The ship has rolled over on its back and pitched forward (again, just a program feeding desired attitude set-points to the DAP). This lets the crew see the landing site and lets the landing radar point at the ground. The DPS is now pointing more down than forward. P64 wants to alter the descent rate and forward motion according to a preset series of conditions so as to arrive at the landing point at an altitude of 100 feet and descending at a certain rate. That's a simple set of comparisons: Am I too high? Am I too low? Am I dropping faster or slower than I should be (proportional-differential control)? Is my downrange velocity and deceleration appropriate for the time-to-go for the landing point? Because pitch angle, throttle setting, altitude, descent rate, and forward travel rate are all coupled, the program response through its various discrete set-points is non-trivial, but these are figured out ahead of time. Control laws in coupled variables are child's play for people who have actually studied engineering.

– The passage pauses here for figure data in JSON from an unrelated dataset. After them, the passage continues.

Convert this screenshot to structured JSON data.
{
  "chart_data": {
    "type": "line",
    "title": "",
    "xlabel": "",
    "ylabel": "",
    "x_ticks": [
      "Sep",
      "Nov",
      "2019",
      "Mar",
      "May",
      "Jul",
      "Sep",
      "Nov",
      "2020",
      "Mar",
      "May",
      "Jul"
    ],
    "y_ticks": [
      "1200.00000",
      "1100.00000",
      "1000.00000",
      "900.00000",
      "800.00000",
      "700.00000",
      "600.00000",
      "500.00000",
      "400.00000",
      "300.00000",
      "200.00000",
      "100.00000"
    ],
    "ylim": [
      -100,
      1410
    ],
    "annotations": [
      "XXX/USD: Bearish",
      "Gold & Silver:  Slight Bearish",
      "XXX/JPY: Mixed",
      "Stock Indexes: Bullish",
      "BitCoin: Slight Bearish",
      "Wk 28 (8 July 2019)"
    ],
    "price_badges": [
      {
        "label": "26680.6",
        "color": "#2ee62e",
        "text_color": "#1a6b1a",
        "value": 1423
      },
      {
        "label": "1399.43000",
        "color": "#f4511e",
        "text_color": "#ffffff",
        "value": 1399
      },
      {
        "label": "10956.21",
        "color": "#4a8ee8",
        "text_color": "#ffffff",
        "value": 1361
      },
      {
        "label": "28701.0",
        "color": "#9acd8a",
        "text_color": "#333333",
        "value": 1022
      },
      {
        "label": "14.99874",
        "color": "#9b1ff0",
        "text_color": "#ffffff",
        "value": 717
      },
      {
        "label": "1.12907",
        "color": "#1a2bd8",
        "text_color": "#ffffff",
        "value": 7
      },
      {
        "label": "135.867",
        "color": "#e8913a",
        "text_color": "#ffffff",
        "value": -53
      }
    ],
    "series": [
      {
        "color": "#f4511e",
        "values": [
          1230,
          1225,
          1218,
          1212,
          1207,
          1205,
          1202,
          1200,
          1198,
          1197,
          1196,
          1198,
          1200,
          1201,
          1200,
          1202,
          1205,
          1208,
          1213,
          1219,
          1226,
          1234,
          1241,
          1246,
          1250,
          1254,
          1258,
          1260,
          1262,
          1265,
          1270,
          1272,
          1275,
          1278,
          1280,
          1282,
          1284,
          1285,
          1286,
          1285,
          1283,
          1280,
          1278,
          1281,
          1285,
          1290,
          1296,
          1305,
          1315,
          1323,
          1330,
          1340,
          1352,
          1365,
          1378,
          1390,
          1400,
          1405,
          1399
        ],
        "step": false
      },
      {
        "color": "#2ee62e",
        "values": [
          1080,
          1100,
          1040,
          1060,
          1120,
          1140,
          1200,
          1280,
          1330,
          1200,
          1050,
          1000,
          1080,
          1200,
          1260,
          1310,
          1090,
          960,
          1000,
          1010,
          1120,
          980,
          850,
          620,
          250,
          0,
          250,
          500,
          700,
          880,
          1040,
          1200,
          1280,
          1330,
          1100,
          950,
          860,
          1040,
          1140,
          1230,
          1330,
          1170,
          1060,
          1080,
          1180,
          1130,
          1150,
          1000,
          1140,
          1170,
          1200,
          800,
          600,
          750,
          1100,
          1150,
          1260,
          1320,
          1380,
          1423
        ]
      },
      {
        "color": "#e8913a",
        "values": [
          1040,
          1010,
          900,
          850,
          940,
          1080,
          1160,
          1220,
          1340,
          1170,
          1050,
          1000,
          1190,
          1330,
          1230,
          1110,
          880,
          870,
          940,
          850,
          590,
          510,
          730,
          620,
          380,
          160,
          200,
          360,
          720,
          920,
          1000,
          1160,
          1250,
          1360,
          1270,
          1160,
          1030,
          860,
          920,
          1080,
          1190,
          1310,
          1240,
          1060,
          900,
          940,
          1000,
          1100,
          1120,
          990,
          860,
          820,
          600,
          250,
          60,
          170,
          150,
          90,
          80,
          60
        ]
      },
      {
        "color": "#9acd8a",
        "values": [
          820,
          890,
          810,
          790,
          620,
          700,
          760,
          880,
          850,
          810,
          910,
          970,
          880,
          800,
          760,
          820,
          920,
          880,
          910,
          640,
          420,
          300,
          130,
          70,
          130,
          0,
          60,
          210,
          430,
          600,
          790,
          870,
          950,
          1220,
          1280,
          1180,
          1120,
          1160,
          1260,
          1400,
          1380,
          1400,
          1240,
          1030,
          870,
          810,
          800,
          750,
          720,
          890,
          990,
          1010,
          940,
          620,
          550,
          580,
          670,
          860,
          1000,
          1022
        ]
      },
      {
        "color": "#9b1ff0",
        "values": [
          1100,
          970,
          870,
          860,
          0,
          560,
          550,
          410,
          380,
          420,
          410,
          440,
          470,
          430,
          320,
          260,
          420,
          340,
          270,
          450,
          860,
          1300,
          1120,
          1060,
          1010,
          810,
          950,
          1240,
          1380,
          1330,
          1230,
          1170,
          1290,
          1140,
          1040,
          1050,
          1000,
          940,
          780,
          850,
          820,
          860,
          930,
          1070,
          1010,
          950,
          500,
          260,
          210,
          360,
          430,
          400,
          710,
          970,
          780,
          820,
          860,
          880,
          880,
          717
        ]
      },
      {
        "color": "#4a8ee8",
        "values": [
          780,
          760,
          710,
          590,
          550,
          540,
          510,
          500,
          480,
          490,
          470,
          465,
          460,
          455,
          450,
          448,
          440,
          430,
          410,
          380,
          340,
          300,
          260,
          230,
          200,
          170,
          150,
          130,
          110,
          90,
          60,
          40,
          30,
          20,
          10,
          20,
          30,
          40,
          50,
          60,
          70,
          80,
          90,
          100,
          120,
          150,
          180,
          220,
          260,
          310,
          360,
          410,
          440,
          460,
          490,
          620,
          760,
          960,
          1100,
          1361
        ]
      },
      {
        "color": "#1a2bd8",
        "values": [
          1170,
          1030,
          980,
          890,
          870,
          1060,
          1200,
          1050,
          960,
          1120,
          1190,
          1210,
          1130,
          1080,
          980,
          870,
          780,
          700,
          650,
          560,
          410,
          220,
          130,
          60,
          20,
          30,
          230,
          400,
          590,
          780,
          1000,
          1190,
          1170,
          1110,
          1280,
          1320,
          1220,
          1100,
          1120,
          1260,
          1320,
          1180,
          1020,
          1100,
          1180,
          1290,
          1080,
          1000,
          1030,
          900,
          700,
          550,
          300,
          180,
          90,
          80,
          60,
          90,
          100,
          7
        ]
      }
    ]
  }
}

It's important to realize that neither of these programs needs to be furiously computing things at zillions of times per second in order to achieve this, just as you don't need to make micro adjustments to your steering wheel every millisecond in order to stay on the road. Most of these programs just sat and waited for the ship to cover the distance, checking every couple of seconds to see whether any of the parameters had drifted out of tolerance.
P65 is the auto-land program, which no one used but which could have been used in theory to land an uncrewed LM. In a hypothetical unmanned mission, it would have reduced the descent rate over the remaining 100 feet of altitude in order to achieve a small rate of descent, a zero lateral rate, and a perfectly vertical attitude at an altitude of six feet, whereupon it cuts the DPS. Again the DPS is doing the heavy lifting here (pun intended). P65 just sets a vertical attitude for it to hold and frobs the throttle setting up and down to maintain the proper altitude-and-descent-rate profile.
P66 was the manual landing program, which all the pilots used. The DAP switches to a different attitude hold mode but takes its set-point from the hand controller. The throttle switches to manual. This is a dirt-simple program. I suspect your claimant has a completely wrong-headed idea about what computing tasks actually needed to be done.
The scenario where ground computers are doing the heavy computing has more to do with orbital flight mode. The big number crunching was done at Lawrence Livermore lab on the CDC 6600, which was about as powerful as a Pentium 90 CPU. These intermediate results could be fed to the RTCC computers—IBM 70x and 360 series—to (more slowly) finish, and then desired orbital flight parameters can be uploaded to the AGC.